After picking a day and reaching out to the tourist service above, we were scheduled for two tastings, both in the afternoon since we wanted to spend the morning in nearby Albi for me to visit the Toulouse-Lautrec Museum (click here to read about Albi). First up was Mas d’Aurel. Here, we had a full tour – and an incredibly thorough walkthrough – of the entire operation, with a focus on (although not a demonstration of since early March isn’t exactly prime season for grapes) their tractor-towed vibrating harvest machines that can, through varying vibrations, cause only the ripe grapes to fall. Cool, right? At least if my rather basic level French was actually able to comprehend correctly.

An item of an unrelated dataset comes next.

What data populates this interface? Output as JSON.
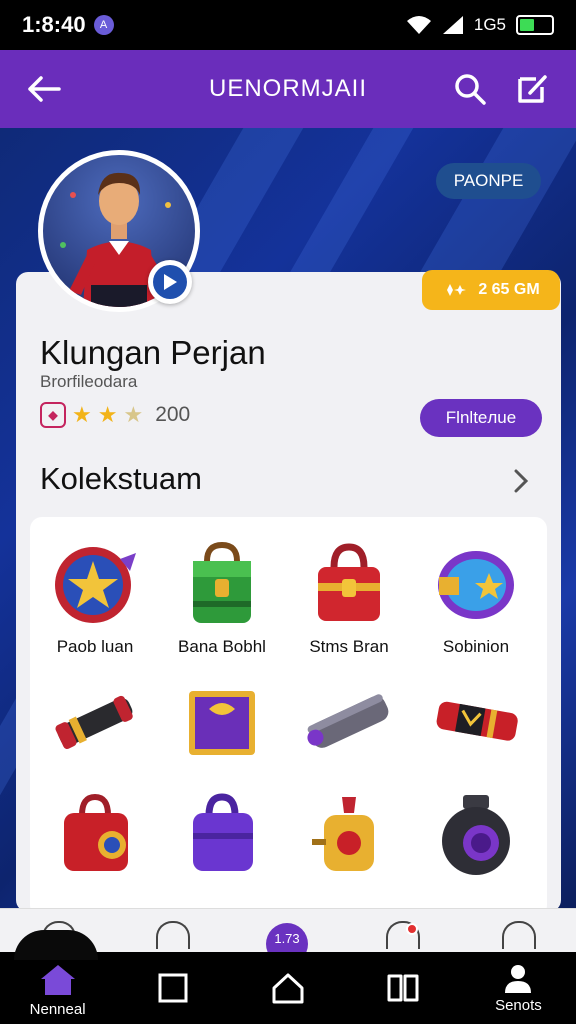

Vineyard in March at Mas d’Aurel

The tasting went from whites to reds, about seven in all. I absolutely loved two of them, so each (a red and a white) came home with me for remarkably affordable prices.

Prizes

The second tasting was at Chateau de Mayragues, and was a totally different experience. Here our tour and tasting were done by the owner himself, a truly wonderful Scottish/French man who grew up here at the castle (more a manor house than castle but it’s super impressive) that his parents spent more than 45 years restoring! (It is also a BnB and I think if French country living is something you want to experience, you couldn’t ask for much more.) This was less a tour and more a conversation with an old friend.

The castle

Their wine offerings (we started with sparkling, then went to white, rose, red, and dessert wines) have playful names and intriguing blends, including single varietal bottles of grapes not normally done in pure form (like Gamay) and a pure red blend of everything they have if there is a winter during which below freezing temperatures prevent the grapes from reaching their fullest potential (called 23 degrees for the Fahrenheit temperature of one such freeze).

More wine!

Four more bottles joined my new friends from the prior winery, and so the advantage of spending such a long time in the area could be truly realized by being able to drink all of this before leaving Toulouse.

Can I say with certainty that Gaillac is a top French wine region? No. I’ve tasted at so few. But with help from a remarkable deal via the tourist agency, this one is wholly possible to reach and experience from a major city. And I’m so glad I did. Santé!